A library provides a default implementation which can be partly or completely replaced by the JIT compiler. Any optimization that could be done via new byte codes could also be done if the operations were expressed by library method calls. There are already a number of places in Java where methods are replaced at run time by 'intrinsic' versions. Both Math and I think java.nio get this treatment.

So, in my opinion, the right approach is to define the common/wanted SIMD operations as a library and then get the JIT wizards to perform some magic on it.

alanb
Offline
Joined: 2005-08-08
Points: 0

The transcript of this chat session might be of interest:
http://java.sun.com/developer/community/chat/JavaLive/2005/jl0315.html
Also this section of the 1.4.2 performance white paper might be interesting:
http://java.sun.com/j2se/1.4.2/1.4.2_whitepaper.html#7

alexlamsl
Offline
Joined: 2004-09-02
Points: 0

Why don't we have HotSpot to do the hard work instead?

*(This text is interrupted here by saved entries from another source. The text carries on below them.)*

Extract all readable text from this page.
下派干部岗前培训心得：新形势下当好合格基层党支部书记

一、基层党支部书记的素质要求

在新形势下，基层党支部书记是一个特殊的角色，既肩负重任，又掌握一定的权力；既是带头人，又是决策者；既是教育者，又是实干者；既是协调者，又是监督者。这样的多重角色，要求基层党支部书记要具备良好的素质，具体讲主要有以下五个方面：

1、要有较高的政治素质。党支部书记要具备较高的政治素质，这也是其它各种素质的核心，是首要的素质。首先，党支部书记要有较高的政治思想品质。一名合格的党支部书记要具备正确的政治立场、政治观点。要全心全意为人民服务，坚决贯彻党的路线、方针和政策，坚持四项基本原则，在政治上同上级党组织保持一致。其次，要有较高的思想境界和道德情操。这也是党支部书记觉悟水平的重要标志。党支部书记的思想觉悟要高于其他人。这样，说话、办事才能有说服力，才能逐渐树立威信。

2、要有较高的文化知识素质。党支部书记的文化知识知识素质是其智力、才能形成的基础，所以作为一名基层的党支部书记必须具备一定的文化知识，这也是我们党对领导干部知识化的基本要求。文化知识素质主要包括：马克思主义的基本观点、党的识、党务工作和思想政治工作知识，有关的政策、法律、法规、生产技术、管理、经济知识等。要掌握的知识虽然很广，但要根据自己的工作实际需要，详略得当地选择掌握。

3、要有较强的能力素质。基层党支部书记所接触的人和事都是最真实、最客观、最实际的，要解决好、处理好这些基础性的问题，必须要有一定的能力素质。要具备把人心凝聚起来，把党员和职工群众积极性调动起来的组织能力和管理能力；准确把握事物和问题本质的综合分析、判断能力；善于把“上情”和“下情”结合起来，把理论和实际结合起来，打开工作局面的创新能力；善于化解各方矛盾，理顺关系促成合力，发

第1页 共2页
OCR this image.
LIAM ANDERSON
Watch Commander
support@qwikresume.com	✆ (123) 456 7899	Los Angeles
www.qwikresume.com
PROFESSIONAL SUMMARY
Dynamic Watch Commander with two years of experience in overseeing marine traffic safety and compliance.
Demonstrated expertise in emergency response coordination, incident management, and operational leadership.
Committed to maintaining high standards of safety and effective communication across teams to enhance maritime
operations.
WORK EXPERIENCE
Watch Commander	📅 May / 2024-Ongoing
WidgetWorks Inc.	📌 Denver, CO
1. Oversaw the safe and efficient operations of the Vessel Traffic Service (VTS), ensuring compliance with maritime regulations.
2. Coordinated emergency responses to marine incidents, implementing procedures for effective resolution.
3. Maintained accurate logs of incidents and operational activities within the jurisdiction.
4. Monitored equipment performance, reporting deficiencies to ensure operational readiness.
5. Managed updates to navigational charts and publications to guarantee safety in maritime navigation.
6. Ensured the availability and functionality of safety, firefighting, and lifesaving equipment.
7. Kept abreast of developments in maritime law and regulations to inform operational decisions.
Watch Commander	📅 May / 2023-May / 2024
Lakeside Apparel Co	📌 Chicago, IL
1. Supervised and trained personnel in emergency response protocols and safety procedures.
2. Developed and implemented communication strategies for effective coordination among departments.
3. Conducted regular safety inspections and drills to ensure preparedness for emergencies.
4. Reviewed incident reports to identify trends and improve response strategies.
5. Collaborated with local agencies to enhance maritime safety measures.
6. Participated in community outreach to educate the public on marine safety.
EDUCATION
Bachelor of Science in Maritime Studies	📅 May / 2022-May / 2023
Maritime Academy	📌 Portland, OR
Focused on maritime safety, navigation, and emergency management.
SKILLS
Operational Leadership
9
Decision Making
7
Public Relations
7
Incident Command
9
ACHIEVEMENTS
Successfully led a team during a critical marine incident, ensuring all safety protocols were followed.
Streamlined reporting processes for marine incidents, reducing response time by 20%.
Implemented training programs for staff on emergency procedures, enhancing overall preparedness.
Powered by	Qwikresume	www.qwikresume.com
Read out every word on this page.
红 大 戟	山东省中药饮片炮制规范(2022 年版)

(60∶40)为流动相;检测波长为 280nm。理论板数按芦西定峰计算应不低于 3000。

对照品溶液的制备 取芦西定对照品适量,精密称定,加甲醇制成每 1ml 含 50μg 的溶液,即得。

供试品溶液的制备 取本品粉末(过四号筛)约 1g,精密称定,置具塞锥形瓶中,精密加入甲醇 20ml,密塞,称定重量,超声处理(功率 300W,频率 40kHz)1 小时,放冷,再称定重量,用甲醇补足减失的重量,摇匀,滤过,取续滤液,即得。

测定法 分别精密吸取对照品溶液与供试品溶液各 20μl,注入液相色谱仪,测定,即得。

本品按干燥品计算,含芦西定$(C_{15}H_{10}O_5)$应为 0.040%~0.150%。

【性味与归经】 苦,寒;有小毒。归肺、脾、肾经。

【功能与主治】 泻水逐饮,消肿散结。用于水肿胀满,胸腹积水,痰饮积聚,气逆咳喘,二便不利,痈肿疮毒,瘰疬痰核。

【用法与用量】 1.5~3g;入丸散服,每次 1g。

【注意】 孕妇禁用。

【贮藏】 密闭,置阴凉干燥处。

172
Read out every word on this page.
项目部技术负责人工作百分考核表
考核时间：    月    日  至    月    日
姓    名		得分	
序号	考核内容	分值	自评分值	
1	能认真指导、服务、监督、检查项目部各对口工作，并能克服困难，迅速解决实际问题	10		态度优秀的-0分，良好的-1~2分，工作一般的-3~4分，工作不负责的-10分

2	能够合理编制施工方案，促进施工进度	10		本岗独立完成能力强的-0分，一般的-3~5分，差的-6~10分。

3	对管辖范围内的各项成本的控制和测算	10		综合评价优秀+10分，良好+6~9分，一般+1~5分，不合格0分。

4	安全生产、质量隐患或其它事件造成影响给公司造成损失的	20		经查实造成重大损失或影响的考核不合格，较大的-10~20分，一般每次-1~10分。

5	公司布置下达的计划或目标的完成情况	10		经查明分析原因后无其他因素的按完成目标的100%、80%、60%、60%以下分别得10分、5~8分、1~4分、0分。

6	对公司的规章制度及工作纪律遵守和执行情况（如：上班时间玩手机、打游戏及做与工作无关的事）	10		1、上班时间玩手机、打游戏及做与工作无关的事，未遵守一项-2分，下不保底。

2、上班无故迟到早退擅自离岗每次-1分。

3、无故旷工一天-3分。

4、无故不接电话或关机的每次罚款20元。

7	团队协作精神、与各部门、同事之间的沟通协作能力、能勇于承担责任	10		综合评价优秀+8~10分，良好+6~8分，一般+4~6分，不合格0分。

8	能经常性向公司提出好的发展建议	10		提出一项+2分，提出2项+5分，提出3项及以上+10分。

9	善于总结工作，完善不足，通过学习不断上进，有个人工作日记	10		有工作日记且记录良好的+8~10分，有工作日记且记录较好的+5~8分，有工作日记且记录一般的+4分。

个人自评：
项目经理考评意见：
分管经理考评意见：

Adding byte-code doesn't sound too reassuring.

jarouch
Offline
Joined: 2004-03-04
Points: 0

I don't think that special bytecodes are a good way to add this functionality, but what about relatively simple library, something like SIMDMath, working over proper (float[]s/FloatBuffers/FloatVector/...) datastructures and allowing us to use more of the CPU power? CPUs are still evolving and it is easier to add new methods to the library then to teach HotSpot new tricks.

sjasja
Offline
Joined: 2004-08-15
Points: 0

Hotspot optimization also has an edge over static optimization: Hotspot can detect at runtime which classes are subclassed and which methods are overridden. This allows Hotspot to inline "virtual" functions (an optimization that is between hard and impossible for static optimization). And inlining exposes opportunities for further optimization.

E.g. a simple getter function is optimized into a memory access instruction, which inside a loop can be optimized into a SIMD instruction. This can't be done if SIMD optimization is done at byte code level, since "javac" can't possibly know whether the getter is overridden by a subclass. And no need to do ugly counter-OO hacks like "final"ing your classes and methods in the hope that you'll get better optimization.